Dive Brief:
- Exelon Corp.'s Clinton nuclear plant in Illinois has cleared the 2016-2017 MISO capacity auction and is committed to operate through May 31, 2017. However, officials warn that market changes will be necessary if the plant is to continue operating beyond that date, Platts reports.
- Chris Crane, Exelon's president and CEO, warned in a statement that absent "urgent action on the policy front," the plant would be forced to close down. Last year, Exelon delayed a decision to mothball the facility so it could bid into the MISO capacity auction.
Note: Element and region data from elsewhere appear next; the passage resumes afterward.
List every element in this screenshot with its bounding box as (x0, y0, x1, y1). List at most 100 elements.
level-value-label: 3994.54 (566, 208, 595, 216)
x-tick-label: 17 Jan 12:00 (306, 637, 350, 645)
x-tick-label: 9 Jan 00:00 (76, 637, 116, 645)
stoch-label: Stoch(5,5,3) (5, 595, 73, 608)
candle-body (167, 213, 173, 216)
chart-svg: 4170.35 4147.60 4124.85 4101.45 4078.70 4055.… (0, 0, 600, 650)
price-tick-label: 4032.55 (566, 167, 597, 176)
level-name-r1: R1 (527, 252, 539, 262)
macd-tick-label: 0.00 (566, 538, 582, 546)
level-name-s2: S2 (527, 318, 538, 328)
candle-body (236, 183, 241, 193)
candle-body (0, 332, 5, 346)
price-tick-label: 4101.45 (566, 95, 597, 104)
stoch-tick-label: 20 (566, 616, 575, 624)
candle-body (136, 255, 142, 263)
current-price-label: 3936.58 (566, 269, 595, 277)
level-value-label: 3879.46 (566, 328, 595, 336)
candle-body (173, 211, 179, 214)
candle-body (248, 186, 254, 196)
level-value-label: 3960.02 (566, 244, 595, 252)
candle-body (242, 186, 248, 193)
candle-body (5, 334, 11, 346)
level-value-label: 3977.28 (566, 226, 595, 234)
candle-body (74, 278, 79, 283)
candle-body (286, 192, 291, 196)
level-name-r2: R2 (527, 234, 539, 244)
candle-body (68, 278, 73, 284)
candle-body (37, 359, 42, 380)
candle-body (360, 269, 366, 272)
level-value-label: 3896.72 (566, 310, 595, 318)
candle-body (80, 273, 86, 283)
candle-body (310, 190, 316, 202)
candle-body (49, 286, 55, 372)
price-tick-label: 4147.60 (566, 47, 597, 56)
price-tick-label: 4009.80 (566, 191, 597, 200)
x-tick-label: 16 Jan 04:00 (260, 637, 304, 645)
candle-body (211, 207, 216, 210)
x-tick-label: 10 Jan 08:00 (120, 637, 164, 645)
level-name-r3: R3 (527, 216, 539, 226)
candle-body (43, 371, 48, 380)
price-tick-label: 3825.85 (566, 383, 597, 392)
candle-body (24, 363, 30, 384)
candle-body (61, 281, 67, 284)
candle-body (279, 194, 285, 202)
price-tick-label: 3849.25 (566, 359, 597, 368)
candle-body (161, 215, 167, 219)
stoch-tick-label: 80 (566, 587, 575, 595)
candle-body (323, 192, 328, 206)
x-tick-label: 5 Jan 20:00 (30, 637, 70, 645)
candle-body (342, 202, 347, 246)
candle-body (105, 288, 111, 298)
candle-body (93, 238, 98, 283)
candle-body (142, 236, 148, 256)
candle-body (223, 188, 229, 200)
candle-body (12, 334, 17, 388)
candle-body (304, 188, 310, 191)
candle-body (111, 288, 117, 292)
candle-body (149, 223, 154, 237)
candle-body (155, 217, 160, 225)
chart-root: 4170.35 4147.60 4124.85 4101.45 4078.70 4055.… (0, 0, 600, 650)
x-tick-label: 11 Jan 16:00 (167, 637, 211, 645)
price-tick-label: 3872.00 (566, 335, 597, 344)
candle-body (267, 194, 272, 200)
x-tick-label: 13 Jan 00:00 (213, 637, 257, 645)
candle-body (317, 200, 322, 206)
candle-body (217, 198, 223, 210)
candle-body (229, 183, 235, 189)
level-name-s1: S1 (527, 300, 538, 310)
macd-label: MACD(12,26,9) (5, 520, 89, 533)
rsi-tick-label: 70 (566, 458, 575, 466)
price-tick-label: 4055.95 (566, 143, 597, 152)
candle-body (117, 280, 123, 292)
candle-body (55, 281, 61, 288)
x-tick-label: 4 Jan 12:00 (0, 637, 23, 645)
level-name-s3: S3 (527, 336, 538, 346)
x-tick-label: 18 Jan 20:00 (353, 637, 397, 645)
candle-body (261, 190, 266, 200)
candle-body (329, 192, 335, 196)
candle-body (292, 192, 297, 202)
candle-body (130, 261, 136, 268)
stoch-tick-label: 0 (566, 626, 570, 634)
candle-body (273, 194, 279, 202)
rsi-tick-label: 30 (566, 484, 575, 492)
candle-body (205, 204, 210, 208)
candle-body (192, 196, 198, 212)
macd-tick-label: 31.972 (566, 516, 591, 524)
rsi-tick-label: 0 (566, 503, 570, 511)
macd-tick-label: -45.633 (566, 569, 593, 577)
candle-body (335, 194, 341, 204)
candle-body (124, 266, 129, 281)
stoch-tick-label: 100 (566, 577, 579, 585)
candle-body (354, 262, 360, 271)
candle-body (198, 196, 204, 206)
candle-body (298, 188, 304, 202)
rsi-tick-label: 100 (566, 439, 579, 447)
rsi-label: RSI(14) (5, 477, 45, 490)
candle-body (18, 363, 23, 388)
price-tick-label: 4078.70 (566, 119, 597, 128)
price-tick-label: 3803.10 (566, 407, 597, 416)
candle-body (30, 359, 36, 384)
- But the plant is continuing to lose money, officials say, and a decision on the plant's future is expected this year. Shutting down the plant would make it harder for Illinois to achieve carbon reductions, Exelon said.
Dive Insight:
Last year, Exelon delayed a decision on the Clinton nuclear facility after a MISO plan to engage stakeholders on market reforms in southern Illinois convinced the generator to remain in operation. The plant cleared MISO's capacity auction and will run for at least another year, but the company warns that's likely to be the end.
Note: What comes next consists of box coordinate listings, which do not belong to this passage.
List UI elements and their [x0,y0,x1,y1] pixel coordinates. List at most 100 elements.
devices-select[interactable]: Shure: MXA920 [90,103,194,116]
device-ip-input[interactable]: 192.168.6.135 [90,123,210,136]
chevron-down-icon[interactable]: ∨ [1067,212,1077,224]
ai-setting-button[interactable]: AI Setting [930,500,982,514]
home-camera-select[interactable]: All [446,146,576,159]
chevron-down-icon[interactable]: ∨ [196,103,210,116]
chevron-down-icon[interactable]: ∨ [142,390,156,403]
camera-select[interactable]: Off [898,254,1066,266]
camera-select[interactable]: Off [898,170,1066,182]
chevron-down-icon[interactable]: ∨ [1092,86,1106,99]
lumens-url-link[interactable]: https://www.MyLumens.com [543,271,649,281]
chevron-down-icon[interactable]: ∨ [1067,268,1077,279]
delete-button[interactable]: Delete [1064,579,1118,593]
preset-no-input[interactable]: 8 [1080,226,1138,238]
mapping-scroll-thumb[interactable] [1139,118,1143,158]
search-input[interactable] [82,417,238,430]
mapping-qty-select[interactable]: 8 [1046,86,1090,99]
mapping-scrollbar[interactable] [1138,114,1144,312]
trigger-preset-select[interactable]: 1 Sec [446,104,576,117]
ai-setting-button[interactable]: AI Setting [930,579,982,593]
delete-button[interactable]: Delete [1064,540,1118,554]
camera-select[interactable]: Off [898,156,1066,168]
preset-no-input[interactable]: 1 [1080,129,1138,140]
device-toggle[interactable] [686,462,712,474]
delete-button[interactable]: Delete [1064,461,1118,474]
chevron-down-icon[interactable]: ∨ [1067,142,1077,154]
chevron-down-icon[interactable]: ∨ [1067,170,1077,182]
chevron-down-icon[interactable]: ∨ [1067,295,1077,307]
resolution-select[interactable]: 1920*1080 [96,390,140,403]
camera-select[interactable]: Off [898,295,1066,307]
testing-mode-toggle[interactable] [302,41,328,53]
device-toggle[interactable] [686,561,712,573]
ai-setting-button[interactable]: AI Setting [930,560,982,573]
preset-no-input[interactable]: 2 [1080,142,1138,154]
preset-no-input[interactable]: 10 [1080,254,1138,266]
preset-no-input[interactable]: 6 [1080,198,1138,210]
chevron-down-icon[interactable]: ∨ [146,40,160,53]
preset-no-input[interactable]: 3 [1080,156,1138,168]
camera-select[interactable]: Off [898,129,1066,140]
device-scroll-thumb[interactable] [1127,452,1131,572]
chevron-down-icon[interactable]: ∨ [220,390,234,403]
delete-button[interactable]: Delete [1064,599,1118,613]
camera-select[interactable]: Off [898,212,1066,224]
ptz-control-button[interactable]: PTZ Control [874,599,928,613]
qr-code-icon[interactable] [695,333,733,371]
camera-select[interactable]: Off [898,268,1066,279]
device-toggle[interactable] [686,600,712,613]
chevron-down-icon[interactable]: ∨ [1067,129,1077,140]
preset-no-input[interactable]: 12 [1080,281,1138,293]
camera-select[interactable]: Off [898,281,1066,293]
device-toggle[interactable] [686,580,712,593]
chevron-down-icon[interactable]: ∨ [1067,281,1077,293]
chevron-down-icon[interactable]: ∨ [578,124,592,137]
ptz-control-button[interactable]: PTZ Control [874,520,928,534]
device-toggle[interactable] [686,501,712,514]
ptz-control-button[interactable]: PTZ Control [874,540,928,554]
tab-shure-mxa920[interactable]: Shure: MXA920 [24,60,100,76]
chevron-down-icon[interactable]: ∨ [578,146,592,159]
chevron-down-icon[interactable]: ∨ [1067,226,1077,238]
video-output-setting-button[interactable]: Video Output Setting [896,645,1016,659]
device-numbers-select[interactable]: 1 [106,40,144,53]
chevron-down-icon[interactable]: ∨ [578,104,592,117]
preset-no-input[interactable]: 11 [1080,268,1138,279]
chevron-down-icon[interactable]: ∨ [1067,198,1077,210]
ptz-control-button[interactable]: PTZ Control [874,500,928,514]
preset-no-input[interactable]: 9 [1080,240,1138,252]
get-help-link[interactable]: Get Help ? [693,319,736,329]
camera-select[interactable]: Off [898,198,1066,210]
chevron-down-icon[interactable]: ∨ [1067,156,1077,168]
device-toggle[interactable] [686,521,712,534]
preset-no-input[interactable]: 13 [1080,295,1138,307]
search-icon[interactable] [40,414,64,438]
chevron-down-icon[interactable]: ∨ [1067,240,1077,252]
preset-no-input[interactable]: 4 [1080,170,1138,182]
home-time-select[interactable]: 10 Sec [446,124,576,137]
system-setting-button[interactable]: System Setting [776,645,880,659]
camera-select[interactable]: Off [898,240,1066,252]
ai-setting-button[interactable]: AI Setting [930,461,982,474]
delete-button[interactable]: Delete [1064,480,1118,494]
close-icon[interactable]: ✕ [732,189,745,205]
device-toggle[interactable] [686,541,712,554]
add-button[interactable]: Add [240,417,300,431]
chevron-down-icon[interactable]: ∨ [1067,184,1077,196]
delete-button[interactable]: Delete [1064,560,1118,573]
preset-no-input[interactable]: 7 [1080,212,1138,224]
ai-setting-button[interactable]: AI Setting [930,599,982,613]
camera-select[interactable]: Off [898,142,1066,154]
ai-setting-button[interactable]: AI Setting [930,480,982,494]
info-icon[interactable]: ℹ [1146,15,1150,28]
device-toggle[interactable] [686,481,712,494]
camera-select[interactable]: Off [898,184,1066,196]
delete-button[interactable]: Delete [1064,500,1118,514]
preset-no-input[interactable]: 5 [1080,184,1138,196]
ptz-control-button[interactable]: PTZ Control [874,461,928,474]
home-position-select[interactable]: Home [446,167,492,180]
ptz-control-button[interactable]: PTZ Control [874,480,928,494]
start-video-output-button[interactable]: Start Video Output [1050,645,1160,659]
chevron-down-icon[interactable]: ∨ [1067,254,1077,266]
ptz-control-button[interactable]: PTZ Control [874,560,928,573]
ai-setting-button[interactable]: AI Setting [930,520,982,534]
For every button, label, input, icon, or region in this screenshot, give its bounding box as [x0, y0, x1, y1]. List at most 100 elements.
“Without urgent action on the policy front, we will have no choice but to prepare for a potential early retirement in the face of continued financial losses at our Clinton nuclear plant,” Crane said in a statement. “The loss of this plant would have significant economic impacts on southern Illinois and erase the environmental benefits equal to 80% of the wind installed in Illinois, making it significantly harder and more expensive for the state to meet its carbon reduction goals.”
The plant continues to lose money "and will have to be shut down unless a combination of market and energy policy reforms are implemented to level the playing field for all zero carbon resources," the company argued.
Analysts have predicted Exelon will likely announce plans to shutter the facility later this year, Platts reports, and the auction results has done little to sway their prediction.
Closing the Clinton facility would cause wholesale energy prices to rise by $236 million to $341 million annually for families and businesses in the region, Exelon said, citing a study on the plant's closure. And, it added, the cost increases do not include hundreds of millions that would need to be spent on new transmission lines.
Allowing Clinton to shut down, the report concluded, would result in the loss of almost 1,900 direct and indirect jobs and raise carbon emissions in Illinois by almost 8 million metric tons per year. The analysis found that the societal cost of the increased emissions would be almost $4 billion between 2020 and 2029.